タオルで前を隠していたハルは立ち止まり、分かりやすく顔を真っ赤に染め、俺は吹き出した。
「そんなに急いで帰らなくてもいいだろう?簡単になにか作るから。俺も腹減ったし。シャワー浴びてる間に作っておくから」
ハルに声を掛けると、
「い、いいんですか...?」
「一人で食べるより二人で食べた方が上手いから。
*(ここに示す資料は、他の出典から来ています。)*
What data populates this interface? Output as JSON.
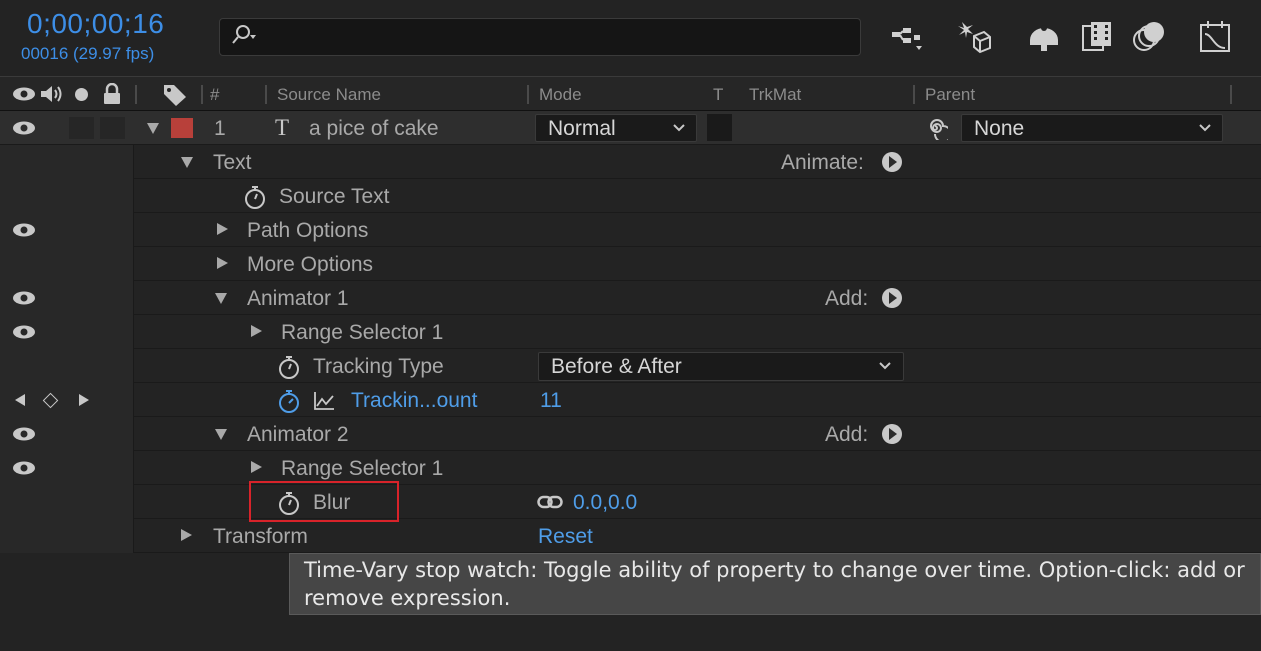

ほら、早くシャワー浴びてこいよ」
しばらく間を置いて俺を眺めていたが、はいっ、と勢い良い返事をしてタオルで前を隠したまま浴室へ走っていった。
ハルの後ろ姿を見送り、さて、と冷蔵庫を確認。
寮には食堂も購買部もあるが、自炊用の小さいながらキッチンもある。
ご飯や野菜の残りもあるし、冷凍の餃子もある。
炒飯と餃子、サラダとスープでも作るかな、と俺はキッチンに立った。
しばらくするとシャワーを終えたハルが来た時と同じ、白と水色のトップスにデニム姿で、
「シャワーお借りしました」
これまた丁寧にお辞儀した。
「すぐできるから、ゆっくりしてて」
「はい...」
料理しながら、ふとハルの気配にふりかえるとベッドの布団をメイキングしていたり、ティッシュを纏めたり、ローションを直したり、忙しなく動いている様が可愛かった。
「ゆっくりしてて、て言ったろ?」
「で、でも...もう終わります」
そう言うとハルはベッドの掛け布団の皺を伸ばしている。
「出来たぞ」
炒飯の器を2枚、餃子は一皿に10個。
ハルは慌てて駆け寄ってきて、皿を受け取り、真ん中のテーブルに並べた。
サラダとスープの計4皿もテーブルに並び。
「なんか、すみません」
「いいよ、てか、腹減った、食べよう」
「はい、頂きます」
「頂きます」
きちんと手を合わせるハルに、普段はしないが釣られて、俺も手を合わせた。